Daily Mirror

My miracle bridge escape

Stunned locals gaze upwards in sheer disbelief

- BY LUCY THORNTON in Genoa

TERRIFYING Lorry driver’s near miss

IN Genoa yesterday there was a hole where normality should be as this subdued, grieving city woke up to what looked like a disaster movie.

The supermarke­t lorry still perched high on the bridge where it braked to a halt just short of the brink. The motorhome abandoned as holidaymak­ers fled for their lives. The cars and truck wreckage littering the rubble far below.

The aftermath of Genoa’s bridge disaster is, however, terrifying­ly real. A day earlier, a routine drive to work or a trip to the seaside became the last journey of the victims’ lives.

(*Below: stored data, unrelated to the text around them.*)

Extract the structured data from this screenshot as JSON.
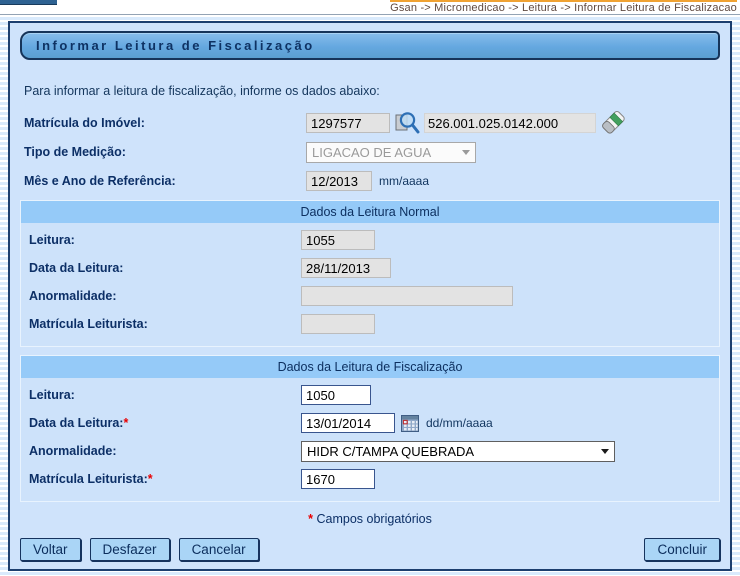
{
  "breadcrumb": "Gsan -> Micromedicao -> Leitura -> Informar Leitura de Fiscalizacao",
  "page_title": "Informar Leitura de Fiscalização",
  "intro": "Para informar a leitura de fiscalização, informe os dados abaixo:",
  "fields": {
    "matricula_imovel": {
      "label": "Matrícula do Imóvel:",
      "value": "1297577",
      "inscricao": "526.001.025.0142.000"
    },
    "tipo_medicao": {
      "label": "Tipo de Medição:",
      "value": "LIGACAO DE AGUA"
    },
    "mes_ano": {
      "label": "Mês e Ano de Referência:",
      "value": "12/2013",
      "hint": "mm/aaaa"
    }
  },
  "leitura_normal": {
    "title": "Dados da Leitura Normal",
    "leitura": {
      "label": "Leitura:",
      "value": "1055"
    },
    "data": {
      "label": "Data da Leitura:",
      "value": "28/11/2013"
    },
    "anormalidade": {
      "label": "Anormalidade:",
      "value": ""
    },
    "matricula": {
      "label": "Matrícula Leiturista:",
      "value": ""
    }
  },
  "leitura_fiscalizacao": {
    "title": "Dados da Leitura de Fiscalização",
    "leitura": {
      "label": "Leitura:",
      "value": "1050"
    },
    "data": {
      "label": "Data da Leitura:",
      "required": "*",
      "value": "13/01/2014",
      "hint": "dd/mm/aaaa"
    },
    "anormalidade": {
      "label": "Anormalidade:",
      "value": "HIDR C/TAMPA QUEBRADA"
    },
    "matricula": {
      "label": "Matrícula Leiturista:",
      "required": "*",
      "value": "1670"
    }
  },
  "required_note": {
    "asterisk": "*",
    "text": "Campos obrigatórios"
  },
  "buttons": {
    "voltar": "Voltar",
    "desfazer": "Desfazer",
    "cancelar": "Cancelar",
    "concluir": "Concluir"
  },
  "icons": {
    "search": "magnifier-over-document",
    "eraser": "green-striped-eraser",
    "calendar": "mini-calendar-grid"
  },
  "colors": {
    "frame_border": "#1c3e6e",
    "main_bg": "#cfe3fb",
    "titlebar_bg": "#6cade3",
    "section_header_bg": "#95caf8",
    "label_text": "#0c2f66",
    "readonly_bg": "#e3e3e3",
    "accent_orange": "#f0a232",
    "required_red": "#e80000",
    "button_bg": "#aad5f6"
  }
}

Yesterday, many of the 450 locals who have been evacuated from their homes sat out in the streets gazing upwards at the missing bridge section in sheer disbelief.

One woman had an empty basket ready to rescue her beloved cat from her condemned flat. A couple waited for hours with two empty suitcases, hoping to be allowed home to collect their belongings.

Many had their own tales about this monster of a bridge. The driver who used to speed over it as fast as possible because of the way it wobbled. The resident who heard it “creaking” just last week.

Crowds were moved back from the disaster zone amid fears that the remaining sections had moved and were in danger of collapse.

Ultimately, the bridge will be rebuilt and the Genoa skyline will take on a new normality.

But for families who have lost loved ones, there will always be a hole in their lives.